While reflecting on that, GOD blessed me with a message too. That morning Nate taught “It’s not about being worried about what you should be or what you should become, it’s about what you are called to do” And just like that the veil was lifted. Marks a new chapter, a new beginning! When Robert stood up to talk, I moved to the front. No more allowing my insecurities to hold me back. I believe that is what Mary Magdalene’s 7 demons were. Insecurities, at least in this story it was for me. Robert lead in prayer over Nate and we joined in.

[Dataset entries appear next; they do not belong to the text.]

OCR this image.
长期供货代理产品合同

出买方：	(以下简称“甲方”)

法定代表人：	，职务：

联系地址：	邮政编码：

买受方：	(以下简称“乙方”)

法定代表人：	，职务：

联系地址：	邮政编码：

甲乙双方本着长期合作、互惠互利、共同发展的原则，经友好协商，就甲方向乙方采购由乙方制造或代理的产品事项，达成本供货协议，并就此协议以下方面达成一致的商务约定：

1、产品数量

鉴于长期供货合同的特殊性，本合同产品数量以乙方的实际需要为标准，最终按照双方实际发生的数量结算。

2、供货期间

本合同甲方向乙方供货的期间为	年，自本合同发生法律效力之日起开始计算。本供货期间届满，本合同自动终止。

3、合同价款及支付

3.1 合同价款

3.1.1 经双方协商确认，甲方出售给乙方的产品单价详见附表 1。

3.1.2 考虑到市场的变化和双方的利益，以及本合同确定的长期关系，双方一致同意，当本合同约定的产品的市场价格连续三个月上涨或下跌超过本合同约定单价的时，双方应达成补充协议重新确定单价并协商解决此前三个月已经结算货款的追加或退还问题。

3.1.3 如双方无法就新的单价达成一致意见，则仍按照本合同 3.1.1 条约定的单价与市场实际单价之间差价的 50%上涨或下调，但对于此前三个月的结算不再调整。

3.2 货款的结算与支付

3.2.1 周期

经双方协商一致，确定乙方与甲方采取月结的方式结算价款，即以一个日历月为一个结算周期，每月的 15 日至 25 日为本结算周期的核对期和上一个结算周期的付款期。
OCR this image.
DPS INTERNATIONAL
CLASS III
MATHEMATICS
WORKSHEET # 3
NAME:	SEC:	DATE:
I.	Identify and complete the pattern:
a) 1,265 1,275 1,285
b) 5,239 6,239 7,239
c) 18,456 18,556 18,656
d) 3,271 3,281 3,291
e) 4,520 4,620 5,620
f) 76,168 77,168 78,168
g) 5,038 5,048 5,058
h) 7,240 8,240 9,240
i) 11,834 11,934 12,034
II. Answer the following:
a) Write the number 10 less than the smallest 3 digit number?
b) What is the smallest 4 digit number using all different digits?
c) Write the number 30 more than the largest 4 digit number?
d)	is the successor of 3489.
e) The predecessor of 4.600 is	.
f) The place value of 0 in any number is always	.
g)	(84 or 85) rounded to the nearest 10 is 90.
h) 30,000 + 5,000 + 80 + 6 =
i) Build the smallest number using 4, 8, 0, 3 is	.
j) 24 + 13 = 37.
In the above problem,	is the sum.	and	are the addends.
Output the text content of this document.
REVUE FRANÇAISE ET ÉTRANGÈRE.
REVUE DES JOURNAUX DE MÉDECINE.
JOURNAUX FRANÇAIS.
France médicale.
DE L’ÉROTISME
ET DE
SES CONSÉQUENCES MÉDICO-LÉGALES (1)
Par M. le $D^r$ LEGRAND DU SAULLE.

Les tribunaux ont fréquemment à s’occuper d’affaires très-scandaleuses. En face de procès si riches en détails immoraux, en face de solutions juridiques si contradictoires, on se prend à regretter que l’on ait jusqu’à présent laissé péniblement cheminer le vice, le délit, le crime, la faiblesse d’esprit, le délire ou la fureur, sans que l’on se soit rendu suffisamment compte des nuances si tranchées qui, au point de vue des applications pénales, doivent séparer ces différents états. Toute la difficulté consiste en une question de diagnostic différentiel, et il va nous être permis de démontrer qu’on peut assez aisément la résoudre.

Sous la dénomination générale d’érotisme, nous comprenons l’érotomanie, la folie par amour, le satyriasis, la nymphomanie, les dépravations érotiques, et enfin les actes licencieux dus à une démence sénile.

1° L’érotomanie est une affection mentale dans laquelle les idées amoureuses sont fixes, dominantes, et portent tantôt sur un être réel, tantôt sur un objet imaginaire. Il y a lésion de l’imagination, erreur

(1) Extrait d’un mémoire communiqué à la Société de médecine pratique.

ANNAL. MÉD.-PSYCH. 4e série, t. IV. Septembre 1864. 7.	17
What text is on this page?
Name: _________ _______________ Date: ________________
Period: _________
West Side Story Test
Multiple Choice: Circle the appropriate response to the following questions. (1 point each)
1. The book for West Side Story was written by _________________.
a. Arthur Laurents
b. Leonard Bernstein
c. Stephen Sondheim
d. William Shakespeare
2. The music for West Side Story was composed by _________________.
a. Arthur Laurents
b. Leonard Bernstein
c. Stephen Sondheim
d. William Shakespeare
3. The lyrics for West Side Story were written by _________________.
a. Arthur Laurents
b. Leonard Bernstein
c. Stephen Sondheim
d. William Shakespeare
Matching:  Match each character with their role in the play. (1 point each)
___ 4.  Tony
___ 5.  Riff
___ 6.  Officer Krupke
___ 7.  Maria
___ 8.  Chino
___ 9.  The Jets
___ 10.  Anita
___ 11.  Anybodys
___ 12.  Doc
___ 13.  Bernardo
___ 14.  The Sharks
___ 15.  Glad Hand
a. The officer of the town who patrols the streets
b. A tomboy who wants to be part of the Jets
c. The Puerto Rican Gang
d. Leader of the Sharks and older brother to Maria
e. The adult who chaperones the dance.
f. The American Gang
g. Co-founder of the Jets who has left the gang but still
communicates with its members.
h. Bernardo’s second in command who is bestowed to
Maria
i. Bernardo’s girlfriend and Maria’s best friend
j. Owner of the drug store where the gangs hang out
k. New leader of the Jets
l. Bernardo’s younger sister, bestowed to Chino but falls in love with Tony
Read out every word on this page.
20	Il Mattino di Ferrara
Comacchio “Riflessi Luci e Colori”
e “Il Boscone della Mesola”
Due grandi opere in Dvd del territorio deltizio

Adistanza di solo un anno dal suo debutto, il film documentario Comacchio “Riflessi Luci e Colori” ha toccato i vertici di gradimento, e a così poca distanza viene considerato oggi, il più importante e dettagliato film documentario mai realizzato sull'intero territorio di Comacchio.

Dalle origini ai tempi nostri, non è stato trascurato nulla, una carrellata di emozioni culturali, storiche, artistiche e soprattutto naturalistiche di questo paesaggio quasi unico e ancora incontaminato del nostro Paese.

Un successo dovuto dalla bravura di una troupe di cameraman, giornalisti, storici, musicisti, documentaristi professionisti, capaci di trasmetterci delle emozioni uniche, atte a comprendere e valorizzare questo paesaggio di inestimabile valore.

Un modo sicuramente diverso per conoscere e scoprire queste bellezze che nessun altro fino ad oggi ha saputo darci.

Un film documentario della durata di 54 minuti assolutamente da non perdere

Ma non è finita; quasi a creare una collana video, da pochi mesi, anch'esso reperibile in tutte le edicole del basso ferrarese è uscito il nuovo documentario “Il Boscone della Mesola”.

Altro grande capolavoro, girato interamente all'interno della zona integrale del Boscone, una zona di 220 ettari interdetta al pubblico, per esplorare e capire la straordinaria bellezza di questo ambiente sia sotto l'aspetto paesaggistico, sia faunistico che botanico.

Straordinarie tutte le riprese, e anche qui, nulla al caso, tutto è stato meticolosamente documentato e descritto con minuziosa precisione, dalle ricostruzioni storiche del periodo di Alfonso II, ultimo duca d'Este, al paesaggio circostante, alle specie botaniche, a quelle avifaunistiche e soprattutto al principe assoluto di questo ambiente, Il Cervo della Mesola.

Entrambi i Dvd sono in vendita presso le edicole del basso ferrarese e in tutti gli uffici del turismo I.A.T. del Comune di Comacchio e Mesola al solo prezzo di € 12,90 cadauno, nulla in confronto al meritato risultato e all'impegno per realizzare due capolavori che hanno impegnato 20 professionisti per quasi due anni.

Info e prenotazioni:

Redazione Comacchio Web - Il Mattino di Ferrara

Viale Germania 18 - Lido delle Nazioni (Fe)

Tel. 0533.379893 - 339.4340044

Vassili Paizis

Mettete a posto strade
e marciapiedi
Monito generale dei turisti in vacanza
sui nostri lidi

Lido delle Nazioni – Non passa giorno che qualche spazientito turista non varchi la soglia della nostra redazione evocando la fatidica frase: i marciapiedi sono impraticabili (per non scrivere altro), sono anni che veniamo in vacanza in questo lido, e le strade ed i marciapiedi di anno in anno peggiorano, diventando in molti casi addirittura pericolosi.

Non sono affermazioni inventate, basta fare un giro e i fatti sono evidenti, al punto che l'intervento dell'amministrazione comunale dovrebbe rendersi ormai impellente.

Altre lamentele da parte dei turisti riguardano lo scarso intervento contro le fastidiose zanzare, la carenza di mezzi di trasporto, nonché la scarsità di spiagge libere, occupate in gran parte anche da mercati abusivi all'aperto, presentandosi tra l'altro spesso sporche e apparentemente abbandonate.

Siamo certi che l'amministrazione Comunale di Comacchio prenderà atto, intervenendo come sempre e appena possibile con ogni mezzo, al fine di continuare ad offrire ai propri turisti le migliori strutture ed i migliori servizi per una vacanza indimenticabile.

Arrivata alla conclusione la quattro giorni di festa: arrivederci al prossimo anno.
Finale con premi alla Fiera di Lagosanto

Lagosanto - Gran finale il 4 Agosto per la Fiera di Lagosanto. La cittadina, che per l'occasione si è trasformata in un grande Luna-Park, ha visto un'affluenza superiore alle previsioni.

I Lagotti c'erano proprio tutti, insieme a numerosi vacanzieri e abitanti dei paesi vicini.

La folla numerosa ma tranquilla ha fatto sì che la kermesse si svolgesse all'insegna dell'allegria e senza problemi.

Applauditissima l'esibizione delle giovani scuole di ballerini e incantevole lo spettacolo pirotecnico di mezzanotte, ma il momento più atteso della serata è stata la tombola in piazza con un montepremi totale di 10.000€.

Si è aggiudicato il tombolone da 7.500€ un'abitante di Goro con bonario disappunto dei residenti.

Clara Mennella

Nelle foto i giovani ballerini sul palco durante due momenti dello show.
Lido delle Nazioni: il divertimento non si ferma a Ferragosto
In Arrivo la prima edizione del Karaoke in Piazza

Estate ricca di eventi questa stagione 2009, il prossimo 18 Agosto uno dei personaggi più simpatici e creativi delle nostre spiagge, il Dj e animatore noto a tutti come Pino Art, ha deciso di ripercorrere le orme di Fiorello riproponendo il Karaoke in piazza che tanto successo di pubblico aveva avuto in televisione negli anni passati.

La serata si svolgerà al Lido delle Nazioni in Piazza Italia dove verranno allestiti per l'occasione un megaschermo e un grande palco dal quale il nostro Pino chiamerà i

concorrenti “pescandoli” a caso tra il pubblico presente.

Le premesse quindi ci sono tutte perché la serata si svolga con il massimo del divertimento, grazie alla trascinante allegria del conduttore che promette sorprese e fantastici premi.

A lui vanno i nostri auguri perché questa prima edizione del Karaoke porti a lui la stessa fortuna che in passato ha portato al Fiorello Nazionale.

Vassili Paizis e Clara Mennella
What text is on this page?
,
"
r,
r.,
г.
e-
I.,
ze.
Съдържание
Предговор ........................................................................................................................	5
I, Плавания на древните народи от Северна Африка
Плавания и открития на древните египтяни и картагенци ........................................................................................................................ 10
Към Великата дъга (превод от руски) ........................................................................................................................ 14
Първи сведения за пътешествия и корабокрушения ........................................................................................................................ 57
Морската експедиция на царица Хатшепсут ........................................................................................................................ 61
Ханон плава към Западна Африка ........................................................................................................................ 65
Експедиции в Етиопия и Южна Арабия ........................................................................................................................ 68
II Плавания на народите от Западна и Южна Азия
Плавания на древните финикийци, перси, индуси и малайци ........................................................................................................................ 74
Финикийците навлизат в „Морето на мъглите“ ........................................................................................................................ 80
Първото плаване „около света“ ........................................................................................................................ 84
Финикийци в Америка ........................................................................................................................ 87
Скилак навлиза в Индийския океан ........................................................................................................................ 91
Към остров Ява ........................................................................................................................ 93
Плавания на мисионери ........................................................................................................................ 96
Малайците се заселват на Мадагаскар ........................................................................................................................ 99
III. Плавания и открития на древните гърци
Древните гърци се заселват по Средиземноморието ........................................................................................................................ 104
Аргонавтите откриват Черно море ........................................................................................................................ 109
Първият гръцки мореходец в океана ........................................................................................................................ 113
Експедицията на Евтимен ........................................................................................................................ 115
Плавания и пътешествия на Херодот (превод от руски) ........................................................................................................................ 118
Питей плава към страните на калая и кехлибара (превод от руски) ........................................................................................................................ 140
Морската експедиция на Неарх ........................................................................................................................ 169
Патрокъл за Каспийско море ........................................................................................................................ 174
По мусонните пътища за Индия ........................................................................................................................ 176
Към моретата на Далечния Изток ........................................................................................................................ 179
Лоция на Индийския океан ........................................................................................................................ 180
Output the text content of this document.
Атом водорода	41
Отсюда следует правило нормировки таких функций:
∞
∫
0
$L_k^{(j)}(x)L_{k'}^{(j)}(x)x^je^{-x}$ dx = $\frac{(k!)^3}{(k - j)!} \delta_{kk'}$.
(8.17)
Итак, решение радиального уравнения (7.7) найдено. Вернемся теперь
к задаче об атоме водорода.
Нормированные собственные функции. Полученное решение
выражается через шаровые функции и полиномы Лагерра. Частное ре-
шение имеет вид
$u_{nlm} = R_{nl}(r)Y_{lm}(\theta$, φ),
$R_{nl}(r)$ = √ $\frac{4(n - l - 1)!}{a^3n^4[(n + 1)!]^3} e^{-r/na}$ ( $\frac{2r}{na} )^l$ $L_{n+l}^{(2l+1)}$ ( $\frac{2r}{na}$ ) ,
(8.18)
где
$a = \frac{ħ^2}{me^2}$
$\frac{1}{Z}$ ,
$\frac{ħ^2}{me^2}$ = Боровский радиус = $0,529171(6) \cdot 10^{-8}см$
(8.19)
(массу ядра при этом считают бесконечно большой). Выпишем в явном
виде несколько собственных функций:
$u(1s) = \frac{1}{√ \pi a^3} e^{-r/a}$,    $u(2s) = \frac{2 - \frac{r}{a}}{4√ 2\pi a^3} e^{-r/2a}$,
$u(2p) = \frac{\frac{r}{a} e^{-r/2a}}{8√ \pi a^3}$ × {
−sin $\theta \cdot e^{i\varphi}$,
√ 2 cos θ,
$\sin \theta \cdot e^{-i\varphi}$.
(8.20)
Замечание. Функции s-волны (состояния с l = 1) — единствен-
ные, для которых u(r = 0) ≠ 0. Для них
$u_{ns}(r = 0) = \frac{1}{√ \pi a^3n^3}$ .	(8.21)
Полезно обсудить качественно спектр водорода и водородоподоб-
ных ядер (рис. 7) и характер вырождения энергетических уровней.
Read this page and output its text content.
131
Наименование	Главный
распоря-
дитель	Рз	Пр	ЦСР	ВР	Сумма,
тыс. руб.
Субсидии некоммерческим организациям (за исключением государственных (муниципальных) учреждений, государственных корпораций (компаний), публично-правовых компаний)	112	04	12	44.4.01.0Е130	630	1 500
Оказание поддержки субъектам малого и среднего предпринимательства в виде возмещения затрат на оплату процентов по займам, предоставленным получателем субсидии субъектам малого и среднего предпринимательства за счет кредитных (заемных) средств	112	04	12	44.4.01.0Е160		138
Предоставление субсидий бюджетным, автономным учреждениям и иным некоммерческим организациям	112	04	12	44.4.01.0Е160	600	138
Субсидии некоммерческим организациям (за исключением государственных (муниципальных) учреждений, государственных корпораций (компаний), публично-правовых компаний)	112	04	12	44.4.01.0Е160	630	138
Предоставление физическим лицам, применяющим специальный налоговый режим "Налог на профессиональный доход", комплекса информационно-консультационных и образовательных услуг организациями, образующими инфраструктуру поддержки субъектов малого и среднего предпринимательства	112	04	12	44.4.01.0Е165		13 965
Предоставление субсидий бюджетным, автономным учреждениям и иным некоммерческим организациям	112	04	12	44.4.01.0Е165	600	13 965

Afterwards, I told Nate how much that message struck a cord with me and with a brief dialogue about it, I left with him a blessing. Onwards to the baptism site we went, a lady approached me with someone and asked if our priest could do baptisms. I said YES without hesitation. Then I asked her a few questions and ultimately encouraged her to talk to Nate about it. I giggled. God is so good. Not only was this Nate’s first time baptizing people he got to baptize strangers with Robert by his side. Such a beautiful site to see.
I remember at the beginning of that week, my sister, Katy left me with this question. Could it be that I was fearful of the responsible that comes with healing. She was right I’ve been too Much-Afraid.
That day in the River, I traded my fears for Faith. My main ingredient. A mustard seed of faith to fight off the feelings of my insecurities (doubts and fears). Faith in his Word (God), Trust in his Heart (Jesus), and Obedience in his Spirit (Holy Spirit). Just like that, everything of my past and present battles were left in the waters of Jordan. Never again, did I ever want to be disobedient again. And like a fire the Holy Spirit set ablaze in my soul and brought me back to my first love.
“Mary Magdalene went and announced to the disciples, “I have seen the Lord”— and that he has said these things to her.” – John 20:18.